4. Respond to this: The 1966 movie comedy The Trouble With Angels tells of a young girl at a Catholic boarding school who has a contentious relationship with the nuns who are her teachers. She is shocked when the one nun she thinks is stunningly beautiful is being sent to a leper colony. The implication is that she might well contract leprosy and her beauty will be destroyed. The girl assumes this is happening for punishment but learns from the nun that this is a ministry she applied for.

5. Discuss this, from Robin Wentworth Mayer, in Stepping Stones for Stumbling Saints (Brethren Press, 2001): "When I was little I was never selected to be an angel in the Christmas program. I've been Mary, I've been a shepherd, I've been a wise man ... seems like one year I was even that back half of a camel.
     "But the angels' roles were usually reserved for the little girls with blonde curls, fair skin, and blue eyes. I can remember drooling with envy over the tinsel halos and chiffon wings they got to wear while I trudged around in somebody's bathrobe. I also remember feeling unlucky, unspecial, unfavored ... in a word, unworthy.
     "The experiences of childhood make their mark. Now, nobody set out to hurt me; mine was just one of countless situations where stereotypes were left unquestioned, and consequently feelings were overlooked. And while this was undoubtedly not the only factor hampering the development of my self-esteem, it left an indelible impression."
Responding to the News
Today's lesson invites us to learn at least three things:
1) One is to be aware of our natural tendency to be biased toward people one way or the other based on their looks. But an even further point is that trying to avoid this bias is not just smart behavior; it is also a religious matter. If we are trying to be followers of Jesus, then we ought to work at looking past a person's physical appearance.
2) The lesson also invites us to learn a different meaning of beauty. Saying that God looked on David's heart and found him worthy to be the next king is a way of saying that even though David was a good-looking man, his real beauty was at the heart level. Jesus told the Pharisees that cleaning the inside of the cup (that is, their hearts) would result in a clean outside. That is a way of saying that they would then reflect God's beauty.
3) The lesson also invites us to learn about the moral nature of God.
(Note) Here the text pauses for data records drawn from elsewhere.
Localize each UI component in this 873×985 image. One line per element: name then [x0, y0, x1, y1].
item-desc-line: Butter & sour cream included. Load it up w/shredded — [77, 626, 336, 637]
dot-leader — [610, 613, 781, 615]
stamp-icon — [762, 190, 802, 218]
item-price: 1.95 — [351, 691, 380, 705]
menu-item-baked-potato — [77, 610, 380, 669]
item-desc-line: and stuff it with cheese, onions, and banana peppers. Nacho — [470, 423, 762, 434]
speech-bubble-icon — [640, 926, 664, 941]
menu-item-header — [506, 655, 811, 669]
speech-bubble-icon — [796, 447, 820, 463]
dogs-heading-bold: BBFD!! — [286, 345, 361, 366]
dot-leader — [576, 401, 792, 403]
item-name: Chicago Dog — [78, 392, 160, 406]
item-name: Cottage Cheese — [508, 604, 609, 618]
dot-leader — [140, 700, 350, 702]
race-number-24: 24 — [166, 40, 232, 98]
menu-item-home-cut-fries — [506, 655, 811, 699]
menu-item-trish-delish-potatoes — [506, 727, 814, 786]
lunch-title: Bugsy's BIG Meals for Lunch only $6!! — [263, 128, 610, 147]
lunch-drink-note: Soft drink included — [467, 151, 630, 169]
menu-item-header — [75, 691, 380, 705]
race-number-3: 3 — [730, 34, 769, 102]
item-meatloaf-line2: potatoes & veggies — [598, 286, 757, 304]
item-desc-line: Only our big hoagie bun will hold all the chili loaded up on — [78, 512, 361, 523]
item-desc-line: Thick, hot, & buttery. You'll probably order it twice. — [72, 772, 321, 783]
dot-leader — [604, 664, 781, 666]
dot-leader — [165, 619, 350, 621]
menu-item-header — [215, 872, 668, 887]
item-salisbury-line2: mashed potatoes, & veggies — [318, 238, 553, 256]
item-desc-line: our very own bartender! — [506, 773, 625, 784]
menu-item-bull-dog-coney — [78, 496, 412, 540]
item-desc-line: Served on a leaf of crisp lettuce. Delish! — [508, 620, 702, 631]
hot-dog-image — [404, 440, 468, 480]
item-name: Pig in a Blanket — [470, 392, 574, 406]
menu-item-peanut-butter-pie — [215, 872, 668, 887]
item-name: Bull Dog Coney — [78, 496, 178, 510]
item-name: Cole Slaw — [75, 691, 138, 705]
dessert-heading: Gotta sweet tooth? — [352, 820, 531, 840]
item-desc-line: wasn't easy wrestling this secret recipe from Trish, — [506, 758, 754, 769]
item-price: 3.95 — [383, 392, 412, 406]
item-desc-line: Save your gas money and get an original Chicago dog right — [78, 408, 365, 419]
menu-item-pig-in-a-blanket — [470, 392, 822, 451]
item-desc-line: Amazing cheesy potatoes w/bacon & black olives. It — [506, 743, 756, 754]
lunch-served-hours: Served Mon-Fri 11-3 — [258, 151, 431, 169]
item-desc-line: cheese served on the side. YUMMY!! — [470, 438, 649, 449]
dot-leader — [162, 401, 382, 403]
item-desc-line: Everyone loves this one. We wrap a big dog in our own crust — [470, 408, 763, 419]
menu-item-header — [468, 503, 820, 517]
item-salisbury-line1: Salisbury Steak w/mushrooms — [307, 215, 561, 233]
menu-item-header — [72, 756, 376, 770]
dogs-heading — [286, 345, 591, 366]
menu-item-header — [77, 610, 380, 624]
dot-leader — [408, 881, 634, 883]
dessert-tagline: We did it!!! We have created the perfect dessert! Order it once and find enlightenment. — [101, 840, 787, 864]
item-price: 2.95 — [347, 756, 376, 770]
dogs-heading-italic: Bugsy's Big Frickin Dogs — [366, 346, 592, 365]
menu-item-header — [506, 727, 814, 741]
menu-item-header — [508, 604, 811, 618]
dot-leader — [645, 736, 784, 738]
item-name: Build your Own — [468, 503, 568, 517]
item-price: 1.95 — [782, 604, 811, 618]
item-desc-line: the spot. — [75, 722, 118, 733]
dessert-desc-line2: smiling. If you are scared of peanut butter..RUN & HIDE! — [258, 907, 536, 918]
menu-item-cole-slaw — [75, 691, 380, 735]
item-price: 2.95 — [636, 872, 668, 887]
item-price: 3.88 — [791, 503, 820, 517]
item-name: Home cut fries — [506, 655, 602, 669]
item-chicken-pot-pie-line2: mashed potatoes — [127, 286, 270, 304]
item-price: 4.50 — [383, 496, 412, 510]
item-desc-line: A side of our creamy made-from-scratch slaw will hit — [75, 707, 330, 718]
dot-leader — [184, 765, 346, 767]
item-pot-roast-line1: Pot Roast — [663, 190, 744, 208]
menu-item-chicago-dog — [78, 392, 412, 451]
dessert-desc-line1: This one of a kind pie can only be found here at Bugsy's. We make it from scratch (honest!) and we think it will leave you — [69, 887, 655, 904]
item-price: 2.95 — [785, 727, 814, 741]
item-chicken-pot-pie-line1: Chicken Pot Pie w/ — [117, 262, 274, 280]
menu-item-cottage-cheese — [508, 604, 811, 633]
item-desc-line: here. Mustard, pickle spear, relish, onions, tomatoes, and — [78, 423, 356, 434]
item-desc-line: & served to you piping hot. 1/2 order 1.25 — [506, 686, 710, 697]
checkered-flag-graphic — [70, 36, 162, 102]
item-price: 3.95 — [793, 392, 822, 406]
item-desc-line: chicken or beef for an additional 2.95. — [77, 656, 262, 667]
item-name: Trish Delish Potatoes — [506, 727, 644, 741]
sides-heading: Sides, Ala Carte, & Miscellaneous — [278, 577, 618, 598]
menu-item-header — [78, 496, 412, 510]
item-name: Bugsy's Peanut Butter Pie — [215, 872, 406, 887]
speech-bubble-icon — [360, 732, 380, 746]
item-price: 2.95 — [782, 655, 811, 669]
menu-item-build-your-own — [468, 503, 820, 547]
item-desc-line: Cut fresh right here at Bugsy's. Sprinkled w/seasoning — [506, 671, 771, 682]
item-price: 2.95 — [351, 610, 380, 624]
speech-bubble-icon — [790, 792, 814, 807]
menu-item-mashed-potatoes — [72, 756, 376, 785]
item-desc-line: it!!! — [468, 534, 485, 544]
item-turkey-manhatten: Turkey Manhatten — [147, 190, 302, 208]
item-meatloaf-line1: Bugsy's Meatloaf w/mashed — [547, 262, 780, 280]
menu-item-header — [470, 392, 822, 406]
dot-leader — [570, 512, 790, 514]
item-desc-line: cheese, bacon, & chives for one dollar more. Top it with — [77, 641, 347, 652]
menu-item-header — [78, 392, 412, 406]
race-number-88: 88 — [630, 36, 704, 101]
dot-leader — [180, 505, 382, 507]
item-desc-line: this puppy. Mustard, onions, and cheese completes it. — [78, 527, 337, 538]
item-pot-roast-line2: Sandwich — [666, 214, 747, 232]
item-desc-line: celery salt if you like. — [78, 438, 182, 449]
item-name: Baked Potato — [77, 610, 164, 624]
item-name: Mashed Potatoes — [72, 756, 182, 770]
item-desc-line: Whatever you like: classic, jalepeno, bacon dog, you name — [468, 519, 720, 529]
Frankly, we don't know why God made some of us better-looking than others of us or why he made us so that we are able to prefer certain physical attributes over others, but it raises our confidence in the moral nature of God to know that when God looks at each of us, he sees our hearts and is not misled by our appearances.
Closing Prayer
Thank you, O God, that you see us at the deepest levels and know what's in our hearts. Help us to express our inner commitment in outward ways that bless others. In Jesus' name. Amen.